Her mother had always maintained that Leticia must have overheard one of the servants claiming that owls were omens of ill fortune. Leticia herself didn’t know if it was true or not. She just knew she had always felt that way.
And, of course, with Peter only newly dead, the cries of the owl were particularly appropriate. She got up once to close the windows, but the room still held the heavy closeness of the day and she could hardly breathe in the resulting stuffiness.
She couldn’t stop herself from thinking about her brothers. They had always been a close family. Edwin’s illness had brought them all together in a pact to keep him safe. When their parents died, it had fallen to her lot to watch over Edwin while Peter went off to the Army and Walter had gone into the mission field.
Now Peter was accused of cold-blooded murder, Walter had been different ever since his mysterious disappearance, never satisfactorily explaining it to anyone except perhaps to Jenny.
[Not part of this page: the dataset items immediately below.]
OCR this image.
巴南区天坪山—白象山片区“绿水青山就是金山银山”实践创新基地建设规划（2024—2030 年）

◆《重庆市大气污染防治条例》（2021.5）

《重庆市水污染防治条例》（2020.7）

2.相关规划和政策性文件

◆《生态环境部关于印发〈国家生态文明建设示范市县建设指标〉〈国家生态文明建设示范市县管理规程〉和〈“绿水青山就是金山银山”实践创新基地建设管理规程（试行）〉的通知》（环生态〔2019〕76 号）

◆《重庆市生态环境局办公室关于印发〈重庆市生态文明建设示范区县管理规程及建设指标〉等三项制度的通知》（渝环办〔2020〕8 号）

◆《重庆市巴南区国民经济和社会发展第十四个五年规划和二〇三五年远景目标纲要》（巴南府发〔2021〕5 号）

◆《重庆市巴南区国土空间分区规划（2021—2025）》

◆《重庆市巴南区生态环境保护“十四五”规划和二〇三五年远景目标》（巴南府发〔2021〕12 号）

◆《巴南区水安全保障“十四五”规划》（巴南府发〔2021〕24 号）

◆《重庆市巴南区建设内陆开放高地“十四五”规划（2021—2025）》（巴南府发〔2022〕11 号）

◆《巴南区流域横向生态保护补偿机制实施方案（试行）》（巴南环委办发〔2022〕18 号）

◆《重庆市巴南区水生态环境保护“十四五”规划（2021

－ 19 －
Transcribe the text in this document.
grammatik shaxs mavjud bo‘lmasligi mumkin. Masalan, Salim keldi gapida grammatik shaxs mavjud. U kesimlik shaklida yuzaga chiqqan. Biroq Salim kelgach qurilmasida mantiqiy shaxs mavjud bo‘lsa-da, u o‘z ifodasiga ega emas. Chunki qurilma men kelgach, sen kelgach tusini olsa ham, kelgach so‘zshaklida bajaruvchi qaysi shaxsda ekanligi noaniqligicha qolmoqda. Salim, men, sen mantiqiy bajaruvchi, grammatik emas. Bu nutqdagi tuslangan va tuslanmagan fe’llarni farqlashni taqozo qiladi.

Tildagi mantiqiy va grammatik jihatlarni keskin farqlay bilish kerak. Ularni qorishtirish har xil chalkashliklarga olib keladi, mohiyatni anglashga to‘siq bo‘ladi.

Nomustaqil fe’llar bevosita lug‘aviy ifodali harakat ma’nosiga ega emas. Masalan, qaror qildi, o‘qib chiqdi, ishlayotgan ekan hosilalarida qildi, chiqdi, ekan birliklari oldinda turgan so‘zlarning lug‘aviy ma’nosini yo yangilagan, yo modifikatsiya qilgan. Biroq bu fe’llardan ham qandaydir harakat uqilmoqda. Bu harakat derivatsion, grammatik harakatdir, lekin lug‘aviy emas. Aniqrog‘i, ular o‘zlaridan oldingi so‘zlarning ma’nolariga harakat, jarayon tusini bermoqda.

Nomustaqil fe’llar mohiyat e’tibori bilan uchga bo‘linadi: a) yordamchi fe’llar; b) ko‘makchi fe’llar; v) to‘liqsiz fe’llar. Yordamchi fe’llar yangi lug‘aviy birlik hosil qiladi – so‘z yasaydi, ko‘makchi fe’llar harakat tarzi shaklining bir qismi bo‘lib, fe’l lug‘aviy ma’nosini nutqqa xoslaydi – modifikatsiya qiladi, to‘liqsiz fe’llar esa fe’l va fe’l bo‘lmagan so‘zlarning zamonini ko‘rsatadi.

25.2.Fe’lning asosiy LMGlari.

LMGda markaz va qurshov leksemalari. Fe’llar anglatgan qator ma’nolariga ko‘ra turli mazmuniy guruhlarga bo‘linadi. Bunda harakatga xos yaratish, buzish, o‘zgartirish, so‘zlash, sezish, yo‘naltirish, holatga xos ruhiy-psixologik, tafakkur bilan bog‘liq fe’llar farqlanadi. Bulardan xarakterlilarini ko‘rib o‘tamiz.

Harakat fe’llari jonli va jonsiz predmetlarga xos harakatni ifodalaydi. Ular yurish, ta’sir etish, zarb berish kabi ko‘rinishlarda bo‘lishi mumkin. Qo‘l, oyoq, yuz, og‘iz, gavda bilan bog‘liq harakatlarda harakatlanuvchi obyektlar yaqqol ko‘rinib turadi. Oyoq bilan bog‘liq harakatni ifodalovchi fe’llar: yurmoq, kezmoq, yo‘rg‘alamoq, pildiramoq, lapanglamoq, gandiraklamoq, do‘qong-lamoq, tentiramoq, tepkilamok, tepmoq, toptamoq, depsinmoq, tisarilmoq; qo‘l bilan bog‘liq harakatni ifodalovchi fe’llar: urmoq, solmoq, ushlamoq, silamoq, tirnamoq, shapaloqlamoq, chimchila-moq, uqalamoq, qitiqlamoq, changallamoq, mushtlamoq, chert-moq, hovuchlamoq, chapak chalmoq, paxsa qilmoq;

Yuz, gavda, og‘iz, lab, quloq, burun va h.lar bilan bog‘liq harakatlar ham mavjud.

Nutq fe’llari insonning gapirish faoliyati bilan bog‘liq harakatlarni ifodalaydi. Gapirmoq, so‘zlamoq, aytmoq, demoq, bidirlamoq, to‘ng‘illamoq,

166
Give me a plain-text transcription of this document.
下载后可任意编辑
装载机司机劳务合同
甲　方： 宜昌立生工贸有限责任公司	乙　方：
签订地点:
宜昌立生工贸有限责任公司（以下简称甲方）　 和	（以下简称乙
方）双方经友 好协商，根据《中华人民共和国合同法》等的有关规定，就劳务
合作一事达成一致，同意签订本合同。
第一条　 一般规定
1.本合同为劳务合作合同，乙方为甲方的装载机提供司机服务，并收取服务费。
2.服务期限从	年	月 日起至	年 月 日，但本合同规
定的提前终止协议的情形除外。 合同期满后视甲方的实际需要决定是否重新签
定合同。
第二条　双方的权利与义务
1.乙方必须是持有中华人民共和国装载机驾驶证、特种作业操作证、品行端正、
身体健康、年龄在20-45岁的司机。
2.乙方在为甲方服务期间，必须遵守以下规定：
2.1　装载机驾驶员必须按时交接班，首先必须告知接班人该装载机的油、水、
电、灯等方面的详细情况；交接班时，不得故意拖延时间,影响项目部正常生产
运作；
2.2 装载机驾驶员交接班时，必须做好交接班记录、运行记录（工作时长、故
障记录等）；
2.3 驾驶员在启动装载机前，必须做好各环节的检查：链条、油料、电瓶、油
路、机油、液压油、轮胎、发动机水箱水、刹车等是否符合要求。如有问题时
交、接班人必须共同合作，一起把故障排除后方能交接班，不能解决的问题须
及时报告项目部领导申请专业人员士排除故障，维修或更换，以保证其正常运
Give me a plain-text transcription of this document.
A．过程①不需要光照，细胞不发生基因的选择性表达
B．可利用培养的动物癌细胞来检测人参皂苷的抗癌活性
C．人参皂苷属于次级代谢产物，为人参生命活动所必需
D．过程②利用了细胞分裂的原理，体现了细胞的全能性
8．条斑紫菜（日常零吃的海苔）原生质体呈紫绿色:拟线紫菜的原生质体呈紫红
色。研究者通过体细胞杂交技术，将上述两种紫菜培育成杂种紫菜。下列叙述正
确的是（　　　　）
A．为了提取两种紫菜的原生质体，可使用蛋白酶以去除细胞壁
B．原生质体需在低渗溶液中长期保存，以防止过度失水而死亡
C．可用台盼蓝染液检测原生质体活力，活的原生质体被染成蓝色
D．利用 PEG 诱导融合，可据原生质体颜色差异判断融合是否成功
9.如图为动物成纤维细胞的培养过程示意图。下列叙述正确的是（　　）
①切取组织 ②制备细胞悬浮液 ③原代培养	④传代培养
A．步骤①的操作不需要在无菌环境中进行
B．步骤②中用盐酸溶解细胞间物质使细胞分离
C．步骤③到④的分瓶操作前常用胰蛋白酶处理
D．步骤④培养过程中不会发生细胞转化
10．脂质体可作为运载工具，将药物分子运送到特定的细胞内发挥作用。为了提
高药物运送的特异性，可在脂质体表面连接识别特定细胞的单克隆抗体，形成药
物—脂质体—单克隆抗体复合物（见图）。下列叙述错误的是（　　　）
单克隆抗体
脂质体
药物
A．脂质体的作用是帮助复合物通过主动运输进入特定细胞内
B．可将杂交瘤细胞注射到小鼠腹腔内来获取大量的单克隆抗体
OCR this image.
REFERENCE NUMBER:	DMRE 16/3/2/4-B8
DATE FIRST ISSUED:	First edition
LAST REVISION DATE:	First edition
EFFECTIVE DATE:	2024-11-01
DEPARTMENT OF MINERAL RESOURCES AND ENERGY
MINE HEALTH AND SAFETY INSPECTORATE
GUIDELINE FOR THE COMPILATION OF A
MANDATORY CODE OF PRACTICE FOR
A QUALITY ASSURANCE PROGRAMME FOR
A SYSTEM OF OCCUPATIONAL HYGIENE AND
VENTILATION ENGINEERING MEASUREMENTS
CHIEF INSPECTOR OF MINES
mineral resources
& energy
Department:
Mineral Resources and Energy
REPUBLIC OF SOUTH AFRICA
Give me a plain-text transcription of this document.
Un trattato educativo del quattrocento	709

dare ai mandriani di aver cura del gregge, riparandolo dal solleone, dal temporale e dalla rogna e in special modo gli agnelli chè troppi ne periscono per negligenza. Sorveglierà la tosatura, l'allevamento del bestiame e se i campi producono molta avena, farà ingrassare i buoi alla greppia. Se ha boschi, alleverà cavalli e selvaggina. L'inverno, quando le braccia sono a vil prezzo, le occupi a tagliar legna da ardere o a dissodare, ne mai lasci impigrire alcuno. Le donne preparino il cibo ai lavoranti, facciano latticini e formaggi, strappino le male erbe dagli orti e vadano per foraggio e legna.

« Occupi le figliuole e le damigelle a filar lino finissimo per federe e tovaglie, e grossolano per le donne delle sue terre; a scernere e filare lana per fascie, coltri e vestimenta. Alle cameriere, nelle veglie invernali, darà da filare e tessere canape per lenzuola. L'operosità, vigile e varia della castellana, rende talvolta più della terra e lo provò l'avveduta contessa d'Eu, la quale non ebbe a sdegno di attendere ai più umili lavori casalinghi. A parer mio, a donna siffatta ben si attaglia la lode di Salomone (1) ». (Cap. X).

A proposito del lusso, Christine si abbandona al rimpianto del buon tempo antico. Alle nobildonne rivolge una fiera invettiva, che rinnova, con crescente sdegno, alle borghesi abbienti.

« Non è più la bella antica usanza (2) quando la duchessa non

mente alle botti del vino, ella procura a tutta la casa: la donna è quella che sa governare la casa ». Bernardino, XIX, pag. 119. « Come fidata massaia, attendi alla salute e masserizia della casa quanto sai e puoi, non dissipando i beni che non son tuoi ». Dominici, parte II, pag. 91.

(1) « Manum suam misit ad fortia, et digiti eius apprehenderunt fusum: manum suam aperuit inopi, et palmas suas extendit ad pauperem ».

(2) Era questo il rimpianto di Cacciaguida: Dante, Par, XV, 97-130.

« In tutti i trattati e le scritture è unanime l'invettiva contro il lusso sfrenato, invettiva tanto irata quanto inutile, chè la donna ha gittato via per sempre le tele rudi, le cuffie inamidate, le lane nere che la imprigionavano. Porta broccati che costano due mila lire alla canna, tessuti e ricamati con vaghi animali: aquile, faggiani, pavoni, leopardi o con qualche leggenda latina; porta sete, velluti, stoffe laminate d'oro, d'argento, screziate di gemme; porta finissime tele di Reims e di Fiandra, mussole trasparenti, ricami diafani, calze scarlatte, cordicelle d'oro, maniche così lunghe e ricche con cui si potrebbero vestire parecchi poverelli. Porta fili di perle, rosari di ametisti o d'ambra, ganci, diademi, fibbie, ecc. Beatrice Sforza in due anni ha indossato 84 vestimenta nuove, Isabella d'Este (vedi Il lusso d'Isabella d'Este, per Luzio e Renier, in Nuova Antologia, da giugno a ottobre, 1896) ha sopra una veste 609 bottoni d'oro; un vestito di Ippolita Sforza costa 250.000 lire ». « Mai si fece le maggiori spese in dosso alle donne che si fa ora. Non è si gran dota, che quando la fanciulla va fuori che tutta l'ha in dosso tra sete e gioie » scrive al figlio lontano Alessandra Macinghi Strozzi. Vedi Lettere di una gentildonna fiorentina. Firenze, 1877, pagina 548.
And Edwin was withdrawing even from her.
She turned to one side, trying to shut out the sounds from the wood in the distance.
It was odd that now there was still a conspiracy to protect Jenny. The mother of the heir. The youngest of them. They hadn’t told her about Florence Teller. It had seemed the right thing to do. But it would all come out at the inquest anyway. Someone would have to tell her before the questions of the police aroused her suspicions, before she found herself hearing in public what Peter had been accused of and why.
And there was Susannah as well. Something would have to be done about her. Her distress and anger were understandable—natural. But she couldn’t be allowed to upset everyone by involving the Yard and trying to clear Peter’s name. She’d stood by him, even when Leticia had told her what the man from London had said about the evidence. All the same, Leticia had had the sneaking suspicion that Susannah was already worried about Peter. Something in her eyes . . .
She sighed, and turned over again, and finally got up to walk to the window, defying the owls.